Large Language Models’ increasing size has presented challenges in terms of deployment and raised concerns about their environmental impact due to high energy consumption. In response to these concerns, researchers have been exploring ways to reduce the computational and memory requirements of these models.
The BitNet b1.58 model represents an exciting breakthrough in this pursuit. Unlike traditional LLMs, which typically employ 16-bit floating-point values, BitNet b1.58 utilizes ternary values of {-1, 0, 1}, resulting in a 1.58-bit model. Despite the reduced precision, this new model matches the performance of full-precision models with the same size and training tokens, as measured by perplexity and end-task performance.
The advantages of BitNet b1.58 are manifold. Firstly, this model offers significant cost savings in terms of latency, memory, throughput, and energy consumption. By employing integer addition instead of floating-point operations, the new computation paradigm of BitNet b1.58 achieves substantial energy savings and faster computation, making it highly efficient.
BitNet b1.58 addresses the issue of transferring the information learned by an AI model from external storage to specialized hardware that accelerates the processing of AI models. By using less memory space, BitNet b1.58 reduces the time and cost associated with loading these model parameters, resulting in a faster and more efficient process of using the AI model to make predictions.
BitNet b1.58 also introduces explicit support for feature filtering, which means it can better analyze and select important features in the data. This enhancement improves its ability to create accurate models and leads to better performance in AI tasks.
In experiments, BitNet b1.58 has shown that it can perform as well as models that use standard, high-precision numbers for calculations starting from a model with 3 billion parameters when using the same configuration. This means that even with its optimizations and reduced memory usage, BitNet b1.58 can still deliver the same level of performance as larger, more resource-intensive models.

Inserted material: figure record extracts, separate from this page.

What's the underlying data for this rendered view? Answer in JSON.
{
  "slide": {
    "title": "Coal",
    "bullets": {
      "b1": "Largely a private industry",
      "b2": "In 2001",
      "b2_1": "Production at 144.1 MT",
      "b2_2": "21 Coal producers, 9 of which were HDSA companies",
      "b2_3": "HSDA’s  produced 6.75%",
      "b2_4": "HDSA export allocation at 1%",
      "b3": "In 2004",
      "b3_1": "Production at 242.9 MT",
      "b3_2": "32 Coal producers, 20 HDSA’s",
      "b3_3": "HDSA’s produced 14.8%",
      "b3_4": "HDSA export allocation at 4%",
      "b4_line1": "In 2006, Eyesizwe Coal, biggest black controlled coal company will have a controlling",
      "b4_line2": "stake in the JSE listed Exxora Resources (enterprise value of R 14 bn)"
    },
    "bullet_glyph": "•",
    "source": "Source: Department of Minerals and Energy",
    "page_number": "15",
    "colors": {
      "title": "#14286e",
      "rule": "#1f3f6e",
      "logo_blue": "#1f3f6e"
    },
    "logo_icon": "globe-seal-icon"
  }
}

The implications of this research extend beyond improved language models. The introduction of 1-bit LLMs opens the door for designing specialized hardware optimized for these models. This novel approach has the potential to redefine the future of AI hardware and pave the way for even more advanced and cost-effective language models.
Therefore, let’s revisit the question posed in the title of this article: has the AI gap between China and the US widened after the arrival of SORA? It’s important to remember that when measuring progress in AI, video generation is far from the only game in town. At present, Chinese models may not be able to create videos of comparable quality to SORA, but there are numerous other fields where the advancements of Chinese models are unmatched.
China’s “industry-specific large models” have been applied to mining, meteorology, medicine, and electric power. As the world’s most powerful manufacturing country in history, this is the important logic and unique advantage of China’s development in artificial intelligence.
More importantly, behind all these AI developments, including SORA itself, are contributions from researchers of various nationalities, including both the US and China. This highlights the true nature of scientific research, which thrives on the sharing of knowledge and collaborations that transcend national borders.